The report concludes that in exporting its digital rules globally—a pattern known as the “Brussels Effect”—the EU has effectively conducted a campaign of regulatory imperialism to exert influence over countries with different economic systems and technological realities. Focusing on the EU’s General Data Protection Regulation (GDPR), Digital Services Act (DSA), Digital Markets Act (DMA), and the upcoming Artificial Intelligence Act (AIA), the report shows how the Brussels Effect imposes compliance burdens that constrain domestic firms, discourage widespread technology adoption, inhibit innovation, and entrench the dominance of leading Western firms throughout the Global South.

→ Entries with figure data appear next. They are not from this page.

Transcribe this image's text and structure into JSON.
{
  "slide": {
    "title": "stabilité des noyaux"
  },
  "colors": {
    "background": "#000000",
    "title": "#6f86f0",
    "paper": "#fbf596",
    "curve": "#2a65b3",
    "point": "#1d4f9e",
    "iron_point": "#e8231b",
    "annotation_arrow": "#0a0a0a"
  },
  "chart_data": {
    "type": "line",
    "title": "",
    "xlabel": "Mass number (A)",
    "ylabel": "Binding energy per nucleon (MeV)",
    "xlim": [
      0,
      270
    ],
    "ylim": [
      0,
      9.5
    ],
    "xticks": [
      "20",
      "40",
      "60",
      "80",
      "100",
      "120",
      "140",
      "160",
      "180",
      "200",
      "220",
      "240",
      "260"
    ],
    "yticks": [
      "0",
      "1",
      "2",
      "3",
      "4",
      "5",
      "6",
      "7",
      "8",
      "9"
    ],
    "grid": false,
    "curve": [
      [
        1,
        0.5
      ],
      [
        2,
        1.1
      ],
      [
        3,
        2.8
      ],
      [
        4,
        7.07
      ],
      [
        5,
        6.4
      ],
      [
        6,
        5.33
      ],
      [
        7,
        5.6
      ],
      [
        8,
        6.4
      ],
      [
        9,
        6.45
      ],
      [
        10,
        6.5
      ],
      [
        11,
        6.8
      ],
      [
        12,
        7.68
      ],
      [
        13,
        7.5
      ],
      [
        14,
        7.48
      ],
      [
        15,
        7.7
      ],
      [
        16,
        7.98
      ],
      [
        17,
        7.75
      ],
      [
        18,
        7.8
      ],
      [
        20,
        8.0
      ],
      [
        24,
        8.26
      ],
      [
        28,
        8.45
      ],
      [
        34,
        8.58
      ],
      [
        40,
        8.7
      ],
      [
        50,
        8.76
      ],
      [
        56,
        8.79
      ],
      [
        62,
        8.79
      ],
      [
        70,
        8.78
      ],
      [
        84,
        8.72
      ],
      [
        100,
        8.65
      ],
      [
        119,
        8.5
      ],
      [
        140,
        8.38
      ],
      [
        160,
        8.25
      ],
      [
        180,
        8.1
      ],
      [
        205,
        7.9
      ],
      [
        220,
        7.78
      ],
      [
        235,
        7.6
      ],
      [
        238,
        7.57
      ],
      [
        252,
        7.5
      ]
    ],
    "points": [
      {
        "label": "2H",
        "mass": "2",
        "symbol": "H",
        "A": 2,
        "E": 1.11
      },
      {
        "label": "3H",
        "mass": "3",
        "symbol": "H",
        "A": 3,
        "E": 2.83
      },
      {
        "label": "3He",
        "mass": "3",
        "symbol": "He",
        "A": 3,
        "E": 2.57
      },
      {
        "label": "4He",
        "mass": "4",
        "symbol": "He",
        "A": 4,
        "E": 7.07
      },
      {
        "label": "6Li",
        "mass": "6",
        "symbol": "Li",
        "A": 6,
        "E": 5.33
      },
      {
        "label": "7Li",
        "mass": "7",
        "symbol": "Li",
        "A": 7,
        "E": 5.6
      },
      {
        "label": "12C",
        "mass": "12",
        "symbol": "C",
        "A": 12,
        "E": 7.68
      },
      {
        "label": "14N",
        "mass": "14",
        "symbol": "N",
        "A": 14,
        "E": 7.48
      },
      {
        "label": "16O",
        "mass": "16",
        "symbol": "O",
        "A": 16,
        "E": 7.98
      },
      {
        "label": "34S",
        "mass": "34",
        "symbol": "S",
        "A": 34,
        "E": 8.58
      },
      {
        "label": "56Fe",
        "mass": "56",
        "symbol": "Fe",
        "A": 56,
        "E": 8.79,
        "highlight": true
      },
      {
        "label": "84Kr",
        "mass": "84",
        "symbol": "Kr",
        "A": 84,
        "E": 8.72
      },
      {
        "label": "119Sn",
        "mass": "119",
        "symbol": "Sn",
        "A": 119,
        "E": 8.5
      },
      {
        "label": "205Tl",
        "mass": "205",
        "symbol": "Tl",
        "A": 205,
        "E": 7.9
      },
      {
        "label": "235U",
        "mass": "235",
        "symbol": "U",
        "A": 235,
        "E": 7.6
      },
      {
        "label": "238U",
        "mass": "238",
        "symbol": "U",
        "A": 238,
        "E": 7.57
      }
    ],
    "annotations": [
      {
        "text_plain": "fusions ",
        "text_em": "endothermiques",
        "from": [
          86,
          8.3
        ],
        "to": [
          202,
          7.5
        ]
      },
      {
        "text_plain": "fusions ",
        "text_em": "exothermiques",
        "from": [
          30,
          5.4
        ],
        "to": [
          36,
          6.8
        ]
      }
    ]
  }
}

“The EU’s precautionary, heavy-handed approach to digital regulation is hurting innovation not only within Europe, but far beyond its borders,” said Daniel Castro, director of the Center for Data Innovation. “The Brussels Effect pushes the EU’s internal rules onto other countries, with especially damaging consequences for the Global South—where nations bear the costs of reduced innovation despite having had no meaningful role in shaping the laws the EU expects them to follow.”
As a case in point, the report details how adopting GDPR-style rules imposes steep costs that have a direct impact on innovation. The law’s data localization, centralized enforcement, and extraterritorial requirements divert government and firm resources from innovation, slow digital adoption, and limit cross-border data flows for both the EU and its trading partners. For example:
- Between 2013 and 2018, South Africa saw gross output fall 9.1 percent and productivity 3.7 percent due to data restrictions; Indonesia faced similar declines.

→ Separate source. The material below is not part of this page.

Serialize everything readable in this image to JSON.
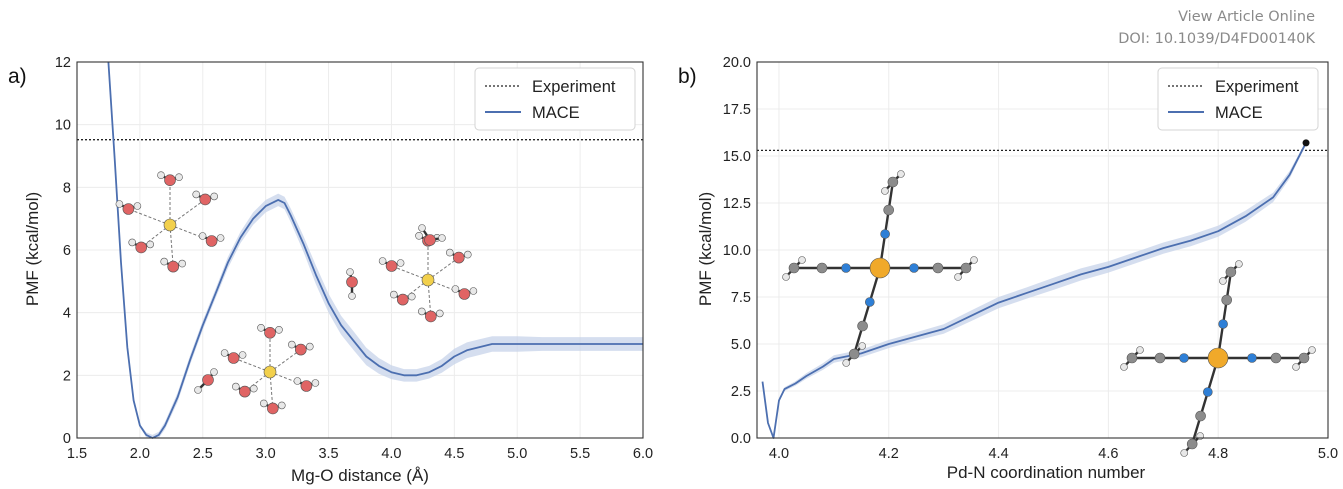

- In Kenya, the 2019 adoption of a GDPR-style authority coincided with the closure of its open data platform and slowed tech-sector growth.
- In Brazil, Western privacy-enhancing technology firms outpaced domestic providers under GDPR-inspired rules, showing how imported frameworks can favor foreign over local innovators.
The report recommends that countries in the Global South pursue AI governance alternatives to EU harmonization:
- Reject EU-style harmonization: Tailor AI and data rules to local development priorities instead of rigidly following EU models.
- Adopt flexible, interoperable frameworks: Voluntary, collaborative approaches like APEC’s CPEA or the OECD Privacy Guidelines show how privacy and innovation can coexist.
- Strengthen regional cooperation: Alliances in Latin America, West Africa, and Southeast Asia demonstrate how collective governance can pool expertise, enable AI development, and amplify international influence.
Premature global adoption of EU digital rules risks constraining growth and innovation in the Global South. Context-sensitive approaches would better enable these countries to participate in the global digital economy.